Проезжая через ремесленные кварталы, Глеб рассеянно скользил взглядом по мастерским чеканщиков, замочников, плотников и бочаров. Он и не заметил, как оказался близ оврага с глинистыми берегами, где располагался Гончарный конец. Лишь услышав рядом чей-то испуганный возглас, князь вздрогнул и огляделся вокруг. И сразу же глаза его заблестели, и он, выпрямившись в седле, молодцевато подбоченился. Прямо перед ним, у дверей гончарной мастерской, стояла с кувшинами в руках красавица Надежда.

– Ясноцвета! – воскликнул Глеб, наклонясь и заглядывая ей в глаза. – Как же я рад тебя видеть! Бог меня снова свел с тобой, красота ненаглядная.

Девушка растерялась и, запинаясь от волнения, пробормотала:

– Уезжай отсюда поскорей! Вдруг тебя увидит мой отец!..

Но князь, не слушая ее увещеваний, спрыгнул с коня и подошел совсем близко к дочери гончара.

– Уходи, уходи, – твердила Надежда, подняв кувшины, словно заслоняясь ими от Глеба.

– Уйду, если пообещаешь, что сегодня вечером, как появится первая звезда, придешь к Аскольдовой могиле. Там на берегу растет большой дуб, вот под ним я и буду тебя ждать.

– Сегодня не могу, – пролепетала Надежда. – Сегодня батюшка весь вечер будет дома работать, а мне велит сесть за прялку.

– А ты отпросись к подружкам, скажи, что будешь вместе с ними рукодельничать.

– Нет-нет… Непривычно мне родителей обманывать. А ну как проведают?

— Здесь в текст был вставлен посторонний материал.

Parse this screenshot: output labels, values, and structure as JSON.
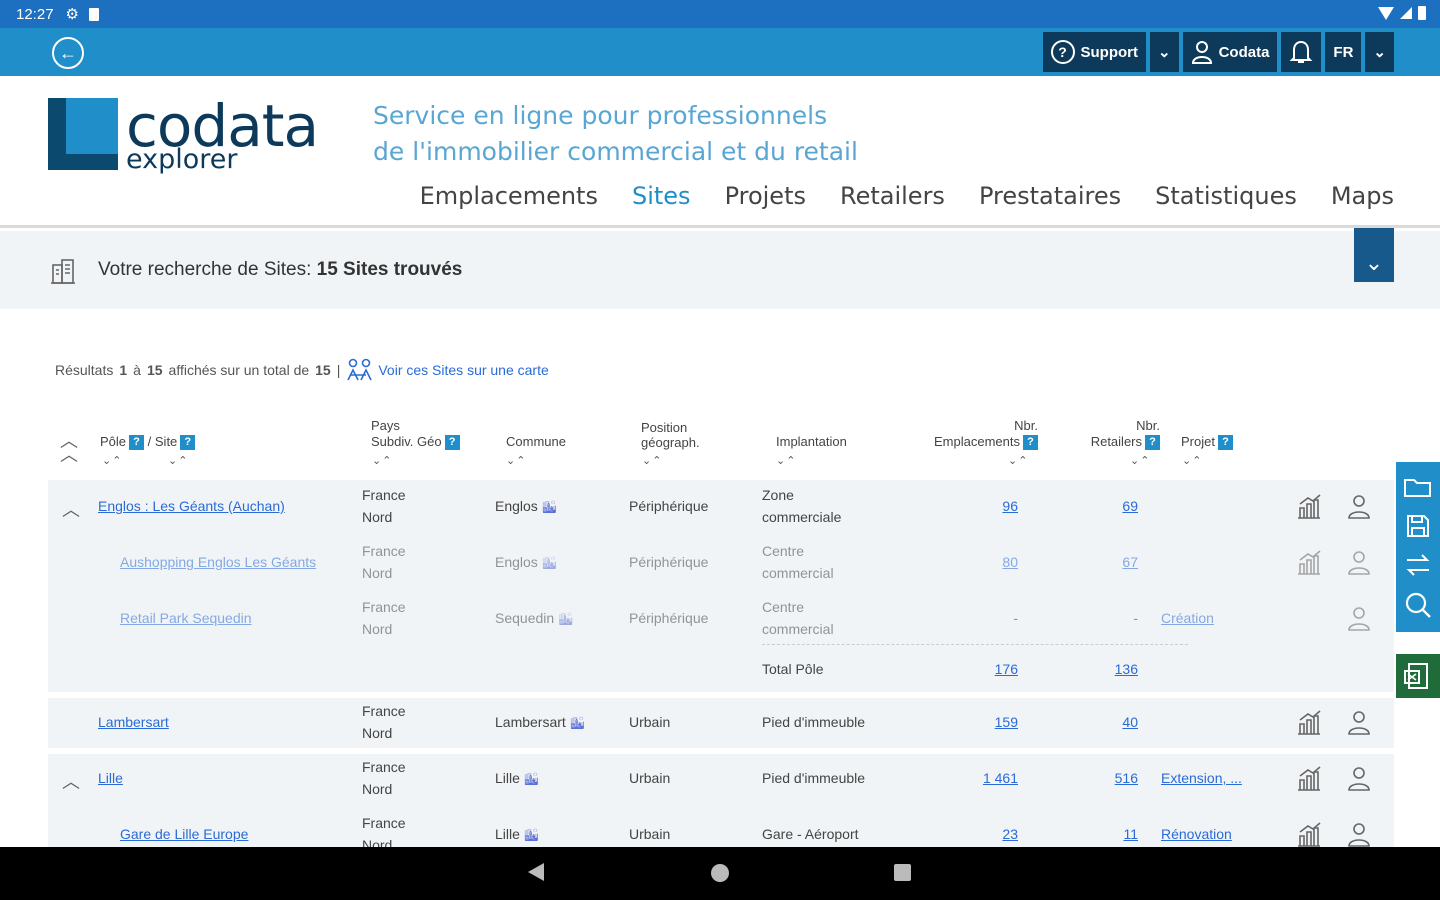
{
  "status": {
    "time": "12:27"
  },
  "topbar": {
    "support_label": "Support",
    "user_label": "Codata",
    "lang_label": "FR"
  },
  "brand": {
    "name": "codata",
    "sub": "explorer"
  },
  "tagline": [
    "Service en ligne pour professionnels",
    "de l'immobilier commercial et du retail"
  ],
  "nav": [
    {
      "label": "Emplacements",
      "active": false
    },
    {
      "label": "Sites",
      "active": true
    },
    {
      "label": "Projets",
      "active": false
    },
    {
      "label": "Retailers",
      "active": false
    },
    {
      "label": "Prestataires",
      "active": false
    },
    {
      "label": "Statistiques",
      "active": false
    },
    {
      "label": "Maps",
      "active": false
    }
  ],
  "search": {
    "prefix": "Votre recherche de Sites:",
    "count": "15 Sites trouvés"
  },
  "results": {
    "text_a": "Résultats",
    "from": "1",
    "text_b": "à",
    "to": "15",
    "text_c": "affichés sur un total de",
    "total": "15",
    "sep": "|",
    "map_link": "Voir ces Sites sur une carte"
  },
  "columns": {
    "pole": "Pôle",
    "site": "/ Site",
    "pays_1": "Pays",
    "pays_2": "Subdiv. Géo",
    "commune": "Commune",
    "position_1": "Position",
    "position_2": "géograph.",
    "implantation": "Implantation",
    "empl_1": "Nbr.",
    "empl_2": "Emplacements",
    "ret_1": "Nbr.",
    "ret_2": "Retailers",
    "projet": "Projet",
    "help": "?",
    "sort": "⌄⌃"
  },
  "rows": [
    {
      "name": "Englos : Les Géants (Auchan)",
      "country": "France",
      "region": "Nord",
      "commune": "Englos",
      "position": "Périphérique",
      "impl_1": "Zone",
      "impl_2": "commerciale",
      "empl": "96",
      "ret": "69",
      "projet": ""
    },
    {
      "name": "Aushopping Englos Les Géants",
      "country": "France",
      "region": "Nord",
      "commune": "Englos",
      "position": "Périphérique",
      "impl_1": "Centre",
      "impl_2": "commercial",
      "empl": "80",
      "ret": "67",
      "projet": ""
    },
    {
      "name": "Retail Park Sequedin",
      "country": "France",
      "region": "Nord",
      "commune": "Sequedin",
      "position": "Périphérique",
      "impl_1": "Centre",
      "impl_2": "commercial",
      "empl": "-",
      "ret": "-",
      "projet": "Création"
    },
    {
      "name": "Lambersart",
      "country": "France",
      "region": "Nord",
      "commune": "Lambersart",
      "position": "Urbain",
      "impl_1": "Pied d'immeuble",
      "impl_2": "",
      "empl": "159",
      "ret": "40",
      "projet": ""
    },
    {
      "name": "Lille",
      "country": "France",
      "region": "Nord",
      "commune": "Lille",
      "position": "Urbain",
      "impl_1": "Pied d'immeuble",
      "impl_2": "",
      "empl": "1 461",
      "ret": "516",
      "projet": "Extension, ..."
    },
    {
      "name": "Gare de Lille Europe",
      "country": "France",
      "region": "Nord",
      "commune": "Lille",
      "position": "Urbain",
      "impl_1": "Gare - Aéroport",
      "impl_2": "",
      "empl": "23",
      "ret": "11",
      "projet": "Rénovation"
    }
  ],
  "total_pole": {
    "label": "Total Pôle",
    "empl": "176",
    "ret": "136"
  },
  "colors": {
    "primary": "#1f8ec9",
    "dark": "#0d3a5a",
    "link": "#2a6bd6",
    "row_bg": "#f1f4f6",
    "export": "#1f6b3a"
  },
  "icons": [
    "back-icon",
    "help-circle-icon",
    "chevron-down-icon",
    "user-icon",
    "bell-icon",
    "building-icon",
    "map-group-icon",
    "stats-icon",
    "person-pin-icon",
    "folder-icon",
    "save-icon",
    "swap-icon",
    "search-icon",
    "export-icon"
  ]
}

– Да никто нас с тобой не увидит. Я знаю укромные уголки. И подумай, Ясноцвета ты моя: какая же у тебя будет скучная жизнь, если все будешь делать по указке родителей.

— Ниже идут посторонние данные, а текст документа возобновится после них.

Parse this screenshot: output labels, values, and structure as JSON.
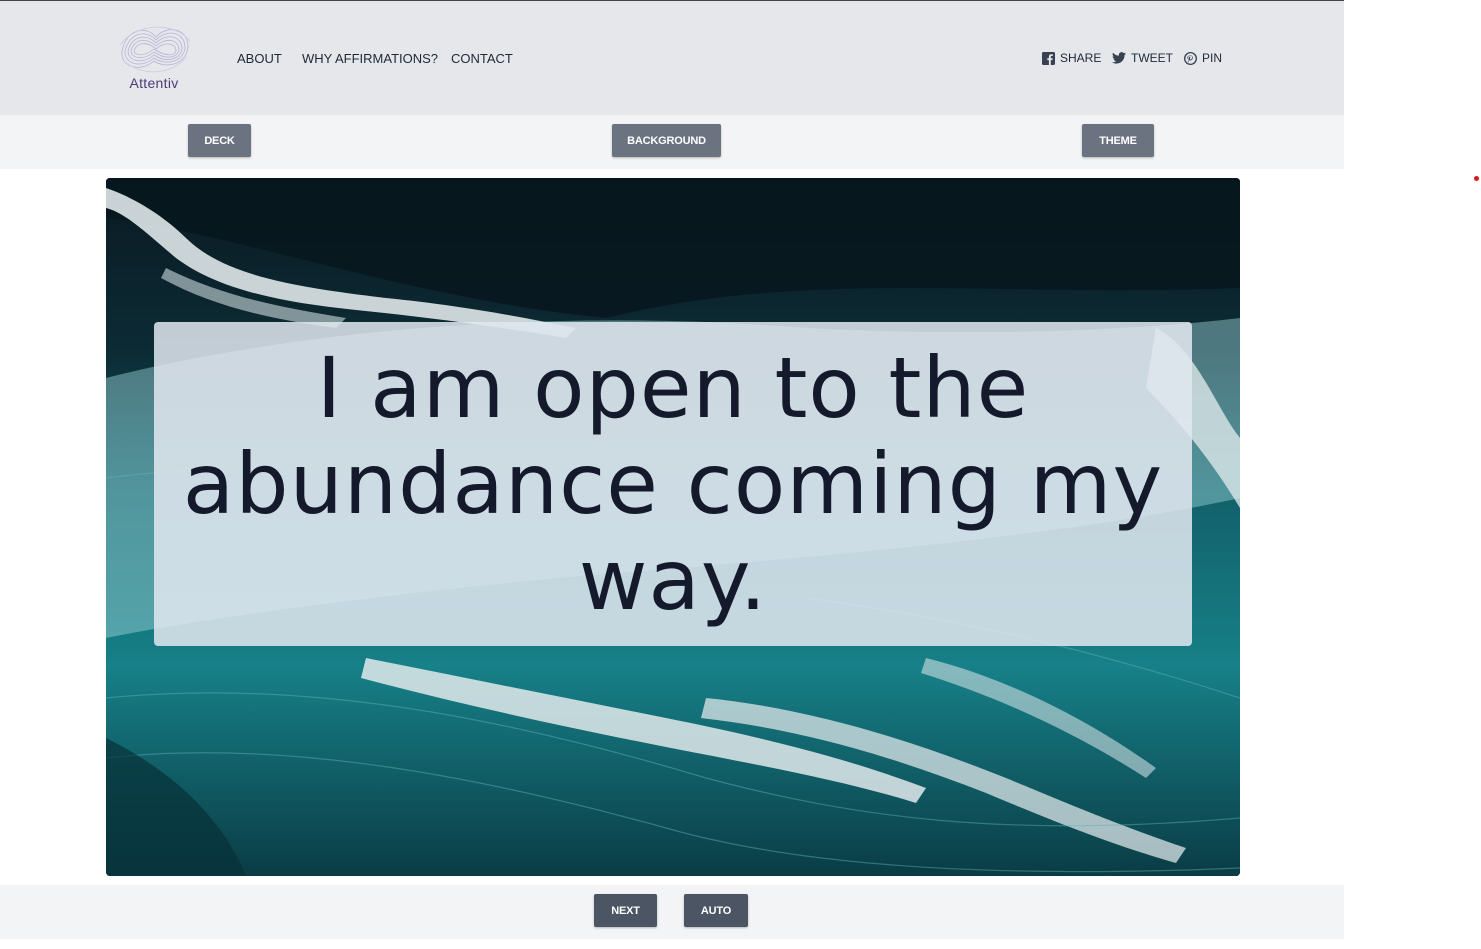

Девушка не отвечала ни «да» ни «нет», только глаза ее растерянно перебегали с Глеба на конец улицы, а потом на раскрытые окна соседней мастерской. Услышав у себя за спиной какой-то звук, она вздрогнула и кинулась в дом. Глеб, вздыхая, снова сел на коня и уже собрался ехать дальше, как вдруг Надежда быстро выглянула в дверь и смущенно кивнула.

Довольный этим неясным обещанием, Глеб двинулся дальше. «Ах, если бы поменять их обликом – Надежду и боярышню Анну…» – мечтал он про себя. Мысль о возможном свидании с дочкой гончара наполняла его радостным предчувствием, а предстоящее тягостное объяснение с боярином отравляло эту радость. Княжич мучительно искал выход из трудного положения: ведь надо было отказаться от Анны так, чтобы не обидеть этим отказом ни Тимофея, ни своего дядю Чудиновича.

Решение пришло внезапно, когда Глеб уже подъезжал к дому боярина Раменского. В одном из окон мелькнул профиль Бериславы, засияли на солнце темно-рыжие волосы.

Нет, он не скажет боярину, что видел его дочь и считает ее уродливой и злобной дурой. Зачем ранить отцовское сердце? Он поступит иначе. Придет к боярину, поклонится ему в ноги и объяснит, что не может жениться на его дочери, потому что полюбил другую девушку. «У Анны при ее достоинствах и знатности будет немало женихов, но мое сердце уже отдано другой», – мысленно произнес Глеб, готовясь к объяснению с боярином. Потом еще придется попросить благословения у Тимофея и Завиды, – ведь этой «другой» являлась Берислава.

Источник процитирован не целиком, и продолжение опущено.